De encuentros fugaces con mi esposa en la cocina cuando buscamos algo distinto, del abrazo de los hijos cuando llego del trabajo, de las miradas silenciosas entre mates amargos mientras los chicos duermen por la mañana, se desprende una pausa en el tiempo, un momento de claridad en el pensamiento que me permite ver lo feliz que soy, que vivo en la época dorada de mi vida y que no se si incluso vendrá algo mejor, pero sí que vivo lo mejor que me ha pasado. No me arrepiento de ninguna decisión, no tengo rencor con nadie. Estoy muy agradecido.

Ser consciente de que la felicidad te rodea te hace sentir que el tiempo retoma la marcha. Entonces se materializa la idea más vieja que uno mismo de que la vida pasa y no se queda ni en las fotos.

Mojé mis piés en el mar luego de muchos años; ahora volvía con hijos y ellos no lo conocían. Fue como encontrarse con un amigo porque los dos cambiamos mucho, pero si ves muy adentro en el color del agua y de los ojos, te das cuenta que aún somos dos personas nuevas en el mundo. Nos recibió con los brazos abiertos y nos dio la paz que necesitábamos.

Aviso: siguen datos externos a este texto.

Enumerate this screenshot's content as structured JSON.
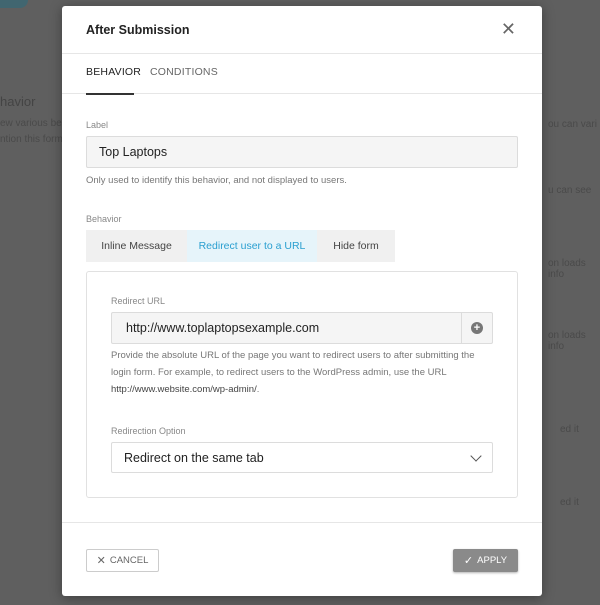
{
  "modal": {
    "title": "After Submission",
    "close_icon": "close-icon"
  },
  "tabs": [
    {
      "label": "BEHAVIOR",
      "active": true
    },
    {
      "label": "CONDITIONS",
      "active": false
    }
  ],
  "label_field": {
    "label": "Label",
    "value": "Top Laptops",
    "help": "Only used to identify this behavior, and not displayed to users."
  },
  "behavior": {
    "label": "Behavior",
    "options": [
      {
        "label": "Inline Message",
        "selected": false
      },
      {
        "label": "Redirect user to a URL",
        "selected": true
      },
      {
        "label": "Hide form",
        "selected": false
      }
    ]
  },
  "redirect": {
    "label": "Redirect URL",
    "value": "http://www.toplaptopsexample.com",
    "add_icon": "plus-circle-icon",
    "help_line1": "Provide the absolute URL of the page you want to redirect users to after submitting the",
    "help_line2": "login form. For example, to redirect users to the WordPress admin, use the URL",
    "help_url": "http://www.website.com/wp-admin/",
    "help_end": "."
  },
  "redirection_option": {
    "label": "Redirection Option",
    "selected": "Redirect on the same tab"
  },
  "footer": {
    "cancel_label": "CANCEL",
    "apply_label": "APPLY"
  },
  "colors": {
    "accent": "#2a9fd0",
    "apply_bg": "#8a8a8a"
  }
}
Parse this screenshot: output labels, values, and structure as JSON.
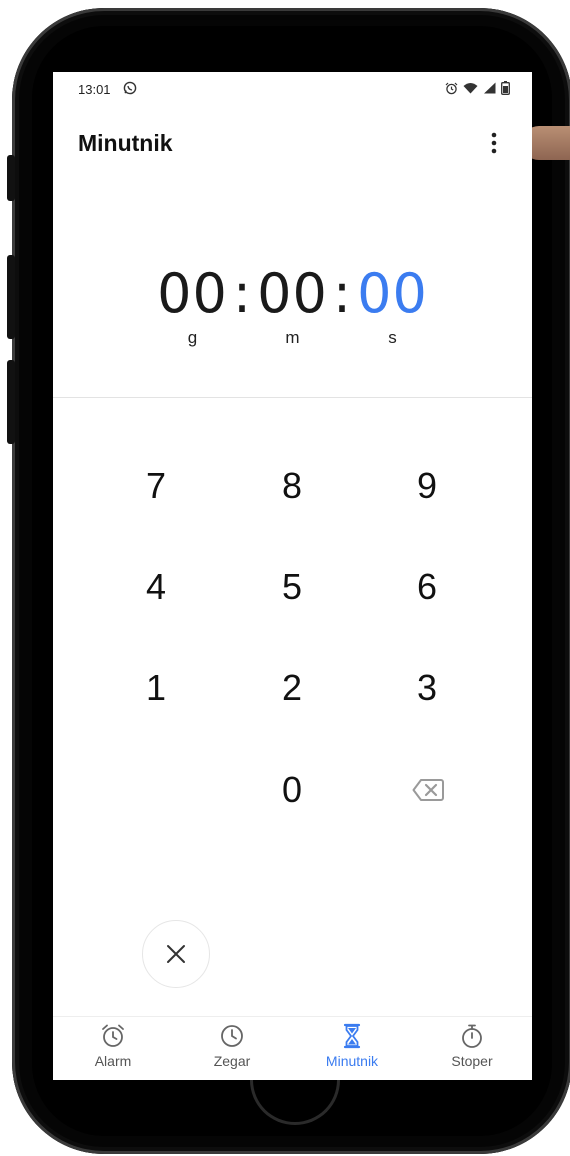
{
  "status_bar": {
    "time": "13:01",
    "icons": [
      "whatsapp-icon",
      "alarm-icon",
      "wifi-icon",
      "signal-icon",
      "battery-icon"
    ]
  },
  "header": {
    "title": "Minutnik",
    "menu_icon": "more-vertical-icon"
  },
  "timer": {
    "hours": "00",
    "minutes": "00",
    "seconds": "00",
    "separator": ":",
    "unit_hours": "g",
    "unit_minutes": "m",
    "unit_seconds": "s",
    "active_color": "#3b7cf0"
  },
  "keypad": {
    "k7": "7",
    "k8": "8",
    "k9": "9",
    "k4": "4",
    "k5": "5",
    "k6": "6",
    "k1": "1",
    "k2": "2",
    "k3": "3",
    "k0": "0",
    "backspace_icon": "backspace-icon"
  },
  "cancel_icon": "close-icon",
  "bottom_nav": {
    "alarm": "Alarm",
    "clock": "Zegar",
    "timer": "Minutnik",
    "stopwatch": "Stoper",
    "active": "Minutnik"
  }
}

Volvimos y la rutina volvió un poco con nosotros, pero hemos cambiado. La novedad de los caracoles pasó para los chicos, pero para mí la noticia fue descubrir significados renovados. En medio de una soledad breve en mi casa encontré el tesoro traido desde el mar por los chicos, ahora olvidado. El tiempo se detuvo nuevamente y vi el rastro de la felicidad aún impregnada en los caracoles y en la arena, y los junté con las manos y el alma. Salí al patio de mi casa y en un intento de asir la vida y la felicidad de esos recuerdos, puse los caracoles entre las macetas, en la tierra y entre el pasto, junto a la ventana, la puerta y el corazón. Planté los recuerdos por toda la casa para que el futuro yo recuerde los años dorados, cuando la vida era simple, los hijos pequeños y bajo el ala, una esposa que me hace feliz y todo el futuro por delante.